The ubiquity of Madame Tussauds, found everywhere from Bangkok to Berlin, may reflect the globalisation of Hollywood but each city gets the waxworks it deserves. Washington DC is the only Tussauds to feature a gallery of all 44 US presidents, which opened last week, while Tussauds in Las Vegas features the only topless figure (former porn star Jenna Jameson) and the unforgettable opportunity to bounce on a bed with a stiff Hugh Hefner. Madame Tussauds in London is the nearest thing to a British Walk of Fame. Unlike Hollywood’s, however, here a star can disappear. The comings and goings of celebrity waxworks deliciously mirror the fickle wax and wane of fame. When his solo career imploded a decade ago, and Gary Barlow was reportedly “melted down” to make Britney Spears, the star concluded he had hit rock bottom. But this melting down is a “complete myth” according to Edwards. Now there are 12 Tussauds around the world, many models are sent on tour: a pop star may be down the dumper in Britain but still big in Berlin.
According to Edwards, every unwanted waxwork is archived in a warehouse in Acton, west London – a fabulously creepy place that is off limits to the media. Former Australian PM John Howard was recently dumped there but the exhibition’s prophetic creative director and others involved in the selection process chose to keep Muammar Gaddafi on display and this suddenly newsworthy figure stands between Fidel Castro and Yasser Arafat, just along from Saddam Hussein, Robert Mugabe and Adolf Hitler. Happily for Barlow, when Take That reformed, he was dusted down and reunited with the replica Robbie Williams.
Tussauds confers more than immortality on leading celebrities: its biggest stars undertake a Doctor Who-like regeneration. Waxworkers may add a tattoo or amend a hairstyle, but often build an entirely new model to keep abreast of the ravages of ageing, image changes and plastic surgeons. Kylie has gone through four reincarnations; Michael Jackson, for obvious reasons, 13.

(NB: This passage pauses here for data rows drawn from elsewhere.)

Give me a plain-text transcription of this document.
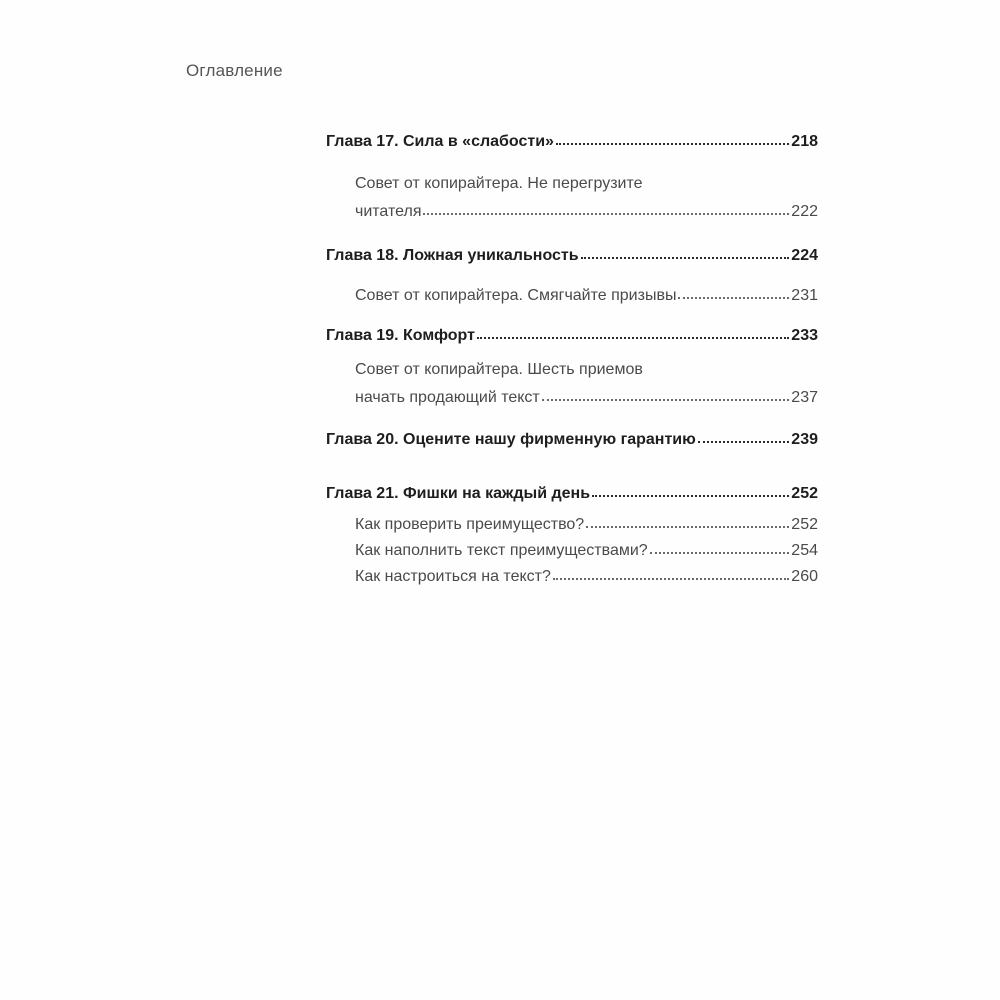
Оглавление
Глава 17. Сила в «слабости»	218
Совет от копирайтера. Не перегрузите
читателя	222
Глава 18. Ложная уникальность	224
Совет от копирайтера. Смягчайте призывы	231
Глава 19. Комфорт	233
Совет от копирайтера. Шесть приемов
начать продающий текст	237
Глава 20. Оцените нашу фирменную гарантию	239
Глава 21. Фишки на каждый день	252
Как проверить преимущество?	252
Как наполнить текст преимуществами?	254
Как настроиться на текст?	260
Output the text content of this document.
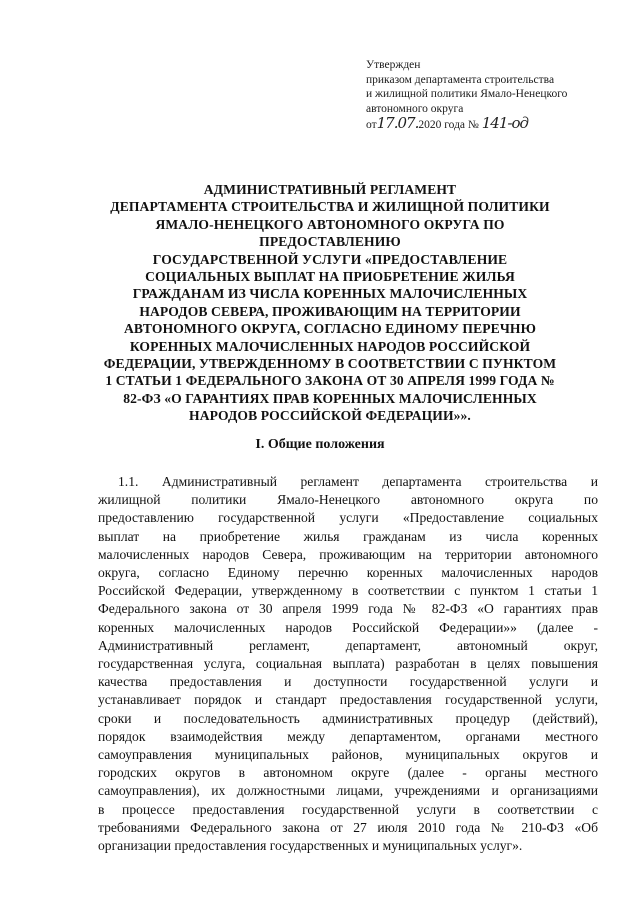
Утвержден
приказом департамента строительства
и жилищной политики Ямало-Ненецкого
автономного округа
от17.07.2020 года № 141-од
АДМИНИСТРАТИВНЫЙ РЕГЛАМЕНТ
ДЕПАРТАМЕНТА СТРОИТЕЛЬСТВА И ЖИЛИЩНОЙ ПОЛИТИКИ
ЯМАЛО-НЕНЕЦКОГО АВТОНОМНОГО ОКРУГА ПО
ПРЕДОСТАВЛЕНИЮ
ГОСУДАРСТВЕННОЙ УСЛУГИ «ПРЕДОСТАВЛЕНИЕ
СОЦИАЛЬНЫХ ВЫПЛАТ НА ПРИОБРЕТЕНИЕ ЖИЛЬЯ
ГРАЖДАНАМ ИЗ ЧИСЛА КОРЕННЫХ МАЛОЧИСЛЕННЫХ
НАРОДОВ СЕВЕРА, ПРОЖИВАЮЩИМ НА ТЕРРИТОРИИ
АВТОНОМНОГО ОКРУГА, СОГЛАСНО ЕДИНОМУ ПЕРЕЧНЮ
КОРЕННЫХ МАЛОЧИСЛЕННЫХ НАРОДОВ РОССИЙСКОЙ
ФЕДЕРАЦИИ, УТВЕРЖДЕННОМУ В СООТВЕТСТВИИ С ПУНКТОМ
1 СТАТЬИ 1 ФЕДЕРАЛЬНОГО ЗАКОНА ОТ 30 АПРЕЛЯ 1999 ГОДА №
82-ФЗ «О ГАРАНТИЯХ ПРАВ КОРЕННЫХ МАЛОЧИСЛЕННЫХ
НАРОДОВ РОССИЙСКОЙ ФЕДЕРАЦИИ»».
I. Общие положения
1.1. Административный регламент департамента строительства и
жилищной политики Ямало-Ненецкого автономного округа по
предоставлению государственной услуги «Предоставление социальных
выплат на приобретение жилья гражданам из числа коренных
малочисленных народов Севера, проживающим на территории автономного
округа, согласно Единому перечню коренных малочисленных народов
Российской Федерации, утвержденному в соответствии с пунктом 1 статьи 1
Федерального закона от 30 апреля 1999 года № 82-ФЗ «О гарантиях прав
коренных малочисленных народов Российской Федерации»» (далее -
Административный регламент, департамент, автономный округ,
государственная услуга, социальная выплата) разработан в целях повышения
качества предоставления и доступности государственной услуги и
устанавливает порядок и стандарт предоставления государственной услуги,
сроки и последовательность административных процедур (действий),
порядок взаимодействия между департаментом, органами местного
самоуправления муниципальных районов, муниципальных округов и
городских округов в автономном округе (далее - органы местного
самоуправления), их должностными лицами, учреждениями и организациями
в процессе предоставления государственной услуги в соответствии с
требованиями Федерального закона от 27 июля 2010 года № 210-ФЗ «Об
организации предоставления государственных и муниципальных услуг».
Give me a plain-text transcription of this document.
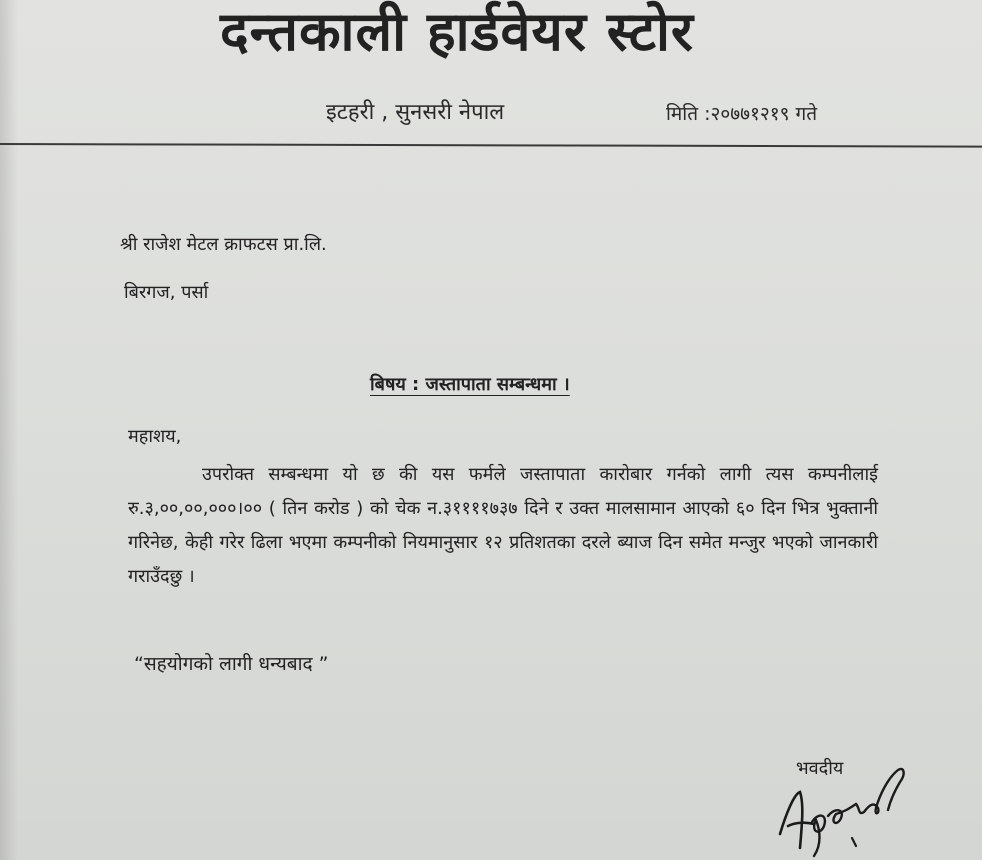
दन्तकाली हार्डवेयर स्टोर
इटहरी , सुनसरी नेपाल	मिति :२०७७१२१९ गते
श्री राजेश मेटल क्राफटस प्रा.लि.
बिरगज, पर्सा
बिषय : जस्तापाता सम्बन्धमा ।
महाशय,
उपरोक्त सम्बन्धमा यो छ की यस फर्मले जस्तापाता कारोबार गर्नको लागी त्यस कम्पनीलाई रु.३,००,००,०००।०० ( तिन करोड ) को चेक न.३११११७३७ दिने र उक्त मालसामान आएको ६० दिन भित्र भुक्तानी गरिनेछ, केही गरेर ढिला भएमा कम्पनीको नियमानुसार १२ प्रतिशतका दरले ब्याज दिन समेत मन्जुर भएको जानकारी गराउँदछु ।
“सहयोगको लागी धन्यबाद ”
भवदीय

For all the kids’ adulation for Cyrus and Efron, it is surprising how many young pilgrims are paying homage to the king of pop. Children have a surprising capacity for nostalgia, and reverence. The most visited figure remains the Queen. While Brad Pitt may get knickers left in his pocket, there is more decorum around the royals. Princess Diana is treated with great respect: the Versace gown she donated rarely needs dry-cleaning, unlike the oldest waxwork in the exhibition, Sleeping Beauty, aka Louis XV’s mistress Madame du Barry. She recently had to be removed for a clean after someone sought to wake her with spilled coffee.
The success of Madame Tussauds across three centuries is part of a long tradition of the tourism of replicas, simulations and spectacle. Its more recent blossoming may reflect a society increasingly obsessed with celebrity but it is also because, as its visitors soon realise, the division between static wax and interactive virtual reality is a false one. The exhibition has moved with the times, introducing Bollywood stars, who are a big draw, and interactive exhibits. Most crucially, it has ripped away the ropes and the “do not touch” strictures. Tussauds has always been 3D and its waxworks are now thoroughly, irreverently interactive.
Ann Wootton from Walsall admits her grandchildren wondered what she was on about when she suggested a visit to the waxworks. Now they are enthralled. “I’m absolutely amazed how you can have photos and touch the models, which you couldn’t do in previous years,” says Wootton. “It’s lovely.”
In the 1880s, when Madame Tussauds moved to its current location, Chambers’s Journal wrote that people did not flock there to admire statues and nor were they wowed by simple likeness in what was a new era of photography. Its appeal, the journalist concluded, lay in the liberation of the observer from the normal rules of politeness. At a time when voting was extended to more working men, its newly enfranchised visitors could rant at a disliked politician or stare impertinently into the eyes of royalty.
And so it is today. Madame Tussauds has all the appeal of a fantasy dinner party in which heroes and villains from across the ages are gathered together in one room. But it does not merely make these celebrities our house guests. It turns them into our playthings, always-accessible automatons onto whom we can project all our fantasies. These are celebrities who cannot jump into a limo with blackened out windows and cannot answer – or tweet – back. And so when I tickle David Cameron behind the ears the prime minister very tolerantly continues to gaze towards Gaddafi with a look that is part patrician statesman and part underwear model.